Falta diálogo

por João Marcos Coelho 30/10/2013

Instituição-símbolo da vida musical europeia, dominante desde seu surgimento, em meados do século XVIII, a orquestra sinfônica acaba, de certo modo, contribuindo para um certo conservadorismo no dia-a-dia. É uma tendência geral, claro. Associada mais recentemente à crise financeira que está balançando o Velho Continente e também o até há pouco otimista mercado orquestral norte-americano, a tendência fortalece a filosofia de só apostar no certo, em termos de repertório. Esse engessamento é resultado de uma instituição que tende a contemplar quase sempre o seu próprio umbigo e funcionar em mão única, de cima para baixo. A consequência é seus dirigentes considerarem que aos outros – e aí se incluem o público, a sociedade inteira – é que devem rezar pela cartilha da instituição. Os ciclos de crescimento viram espasmos, até a próxima crise, e não a regra, o dia-a-dia.

Em entrevista recente a Ivan Hewitt, do jornal inglês The Daily Telegraph, o maestro húngaro Iván Fischer pôs o dedo na ferida. Fischer, vocês sabem, fundou 30 anos atrás a Budapest Festival Orchestra e operou um autêntico milagre: colocou-a entre as dez mais reluzentes do planeta, numa pesquisa feita com críticos internacionais há pouco tempo.

A frase que mais me chamou a atenção foi esta: “Vivemos uma estranha situação, em que de um lado os grupos historicamente informados viraram donos da música antiga, digamos até Mozart. E de outro, temos os grupos de música nova que só tocam este repertório. As orquestras convencionais consideram que o seu repertório está diminuindo a olhos vistos. No futuro, a orquestra terá de pensar diferente – não dá para trabalhar sempre com a formação rígida de cem músicos”.


Maestro Iván Fischer: "A orquestra terá de pensar diferente" [foto: divulgação]

Ele está coberto de razão. Só que, em geral, nossas orquestras ainda não se deram conta disso. E não fazem nada. Não olham sequer para o exemplo de Simon Rattle, que em vinte anos à frente da orquestra de Birmingham criou vários grupos estáveis dentro da estrutura da orquestra como instituição, dedicados aos vários segmentos da vida musical. É claro. Uma orquestra deve funcionar como uma usina onde se produz todo tipo de música. É natural manter grupos estáveis dedicados a esses segmentos (de música antiga, música contemporânea, compositor residente por uma ou mais temporadas, estúdio de ópera etc.). Apenas dessa maneira ela irá justificar sua existência e os altos custos que o Estado investe em sua manutenção.

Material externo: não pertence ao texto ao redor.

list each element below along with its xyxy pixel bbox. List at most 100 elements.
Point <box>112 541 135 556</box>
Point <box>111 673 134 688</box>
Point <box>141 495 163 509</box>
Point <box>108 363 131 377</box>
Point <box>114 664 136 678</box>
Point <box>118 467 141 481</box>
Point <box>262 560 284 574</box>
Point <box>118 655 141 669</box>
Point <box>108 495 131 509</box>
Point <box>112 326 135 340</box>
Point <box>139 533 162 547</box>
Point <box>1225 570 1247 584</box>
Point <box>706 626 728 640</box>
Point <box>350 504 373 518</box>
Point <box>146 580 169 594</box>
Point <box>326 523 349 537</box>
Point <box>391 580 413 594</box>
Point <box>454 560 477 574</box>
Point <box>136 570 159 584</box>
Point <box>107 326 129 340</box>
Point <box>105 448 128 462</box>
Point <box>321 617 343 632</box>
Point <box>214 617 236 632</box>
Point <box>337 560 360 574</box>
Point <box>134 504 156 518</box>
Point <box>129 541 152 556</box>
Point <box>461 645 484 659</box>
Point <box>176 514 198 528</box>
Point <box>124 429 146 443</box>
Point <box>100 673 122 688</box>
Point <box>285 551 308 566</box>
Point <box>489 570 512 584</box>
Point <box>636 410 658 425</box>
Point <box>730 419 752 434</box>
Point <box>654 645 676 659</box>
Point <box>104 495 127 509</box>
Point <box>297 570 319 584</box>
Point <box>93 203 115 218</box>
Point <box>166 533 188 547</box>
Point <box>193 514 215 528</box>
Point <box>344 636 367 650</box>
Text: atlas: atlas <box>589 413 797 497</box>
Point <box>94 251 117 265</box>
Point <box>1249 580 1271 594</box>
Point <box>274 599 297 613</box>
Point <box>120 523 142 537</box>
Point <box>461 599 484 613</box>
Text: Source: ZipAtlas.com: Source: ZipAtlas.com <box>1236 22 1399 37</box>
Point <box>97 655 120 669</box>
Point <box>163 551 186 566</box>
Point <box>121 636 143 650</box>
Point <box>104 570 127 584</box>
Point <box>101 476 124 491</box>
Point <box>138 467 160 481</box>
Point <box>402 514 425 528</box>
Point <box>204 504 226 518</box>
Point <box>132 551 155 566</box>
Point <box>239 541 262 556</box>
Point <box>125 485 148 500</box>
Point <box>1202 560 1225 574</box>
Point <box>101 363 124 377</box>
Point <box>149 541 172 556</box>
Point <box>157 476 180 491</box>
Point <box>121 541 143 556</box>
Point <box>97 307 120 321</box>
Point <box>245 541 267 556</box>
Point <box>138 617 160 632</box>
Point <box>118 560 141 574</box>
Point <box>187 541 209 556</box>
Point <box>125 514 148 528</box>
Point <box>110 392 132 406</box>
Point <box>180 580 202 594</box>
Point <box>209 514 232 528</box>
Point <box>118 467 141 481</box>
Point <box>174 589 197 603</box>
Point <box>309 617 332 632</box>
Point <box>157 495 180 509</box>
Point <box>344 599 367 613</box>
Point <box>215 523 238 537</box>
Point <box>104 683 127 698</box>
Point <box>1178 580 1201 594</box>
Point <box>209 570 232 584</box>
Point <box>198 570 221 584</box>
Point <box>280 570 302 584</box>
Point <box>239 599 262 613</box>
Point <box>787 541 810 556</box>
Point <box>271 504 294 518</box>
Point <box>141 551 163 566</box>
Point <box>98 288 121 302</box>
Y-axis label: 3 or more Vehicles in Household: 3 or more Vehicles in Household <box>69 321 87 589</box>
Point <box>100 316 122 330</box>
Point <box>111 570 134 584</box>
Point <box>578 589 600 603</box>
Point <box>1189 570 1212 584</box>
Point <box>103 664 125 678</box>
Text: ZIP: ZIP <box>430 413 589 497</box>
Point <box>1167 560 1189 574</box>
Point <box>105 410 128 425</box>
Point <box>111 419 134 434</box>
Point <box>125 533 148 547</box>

Vejam só o que Fischer sugere. Estimular a criatividade dos músicos é limitar o número de semanas por temporada em que eles trabalham com a orquestra. Assim, eles poderão tocar seus próprios projetos, sempre dentro da instituição. A receita é simples. Fischer sugere que se ouçam os músicos um a um, para “descobrir as paixões de cada um”. Se um adora música antiga, abrir espaço para que ele organize um concerto; o mesmo vale para a música contemporânea.

Enfim, um diálogo, e não um monólogo de cima para baixo, como em geral acontece com as nossas orquestras. Quando os dirigentes são profissionais e empenhados, muitas vezes acerta-se. Mesmo assim, não há diálogo. Que tal ouvir os músicos de nossas orquestras, perguntar-lhes questões básicas: consideram poucos ou excessivos os ensaios para cada programa? Eu poderia elencar ao menos mais umas vinte ou trinta perguntas fundamentais para que o monólogo se transforme em diálogo – e assim se dê um salto qualitativo e de compromisso de cada músico com a instituição – e vice-versa, numa saudável via de mão dupla.

Por aqui, cada dirigente tem seu projeto. Jamais olha para o lado. Para baixo, então, nem pensar. Manda-se. Aos músicos, cabe obedecer. Até quando?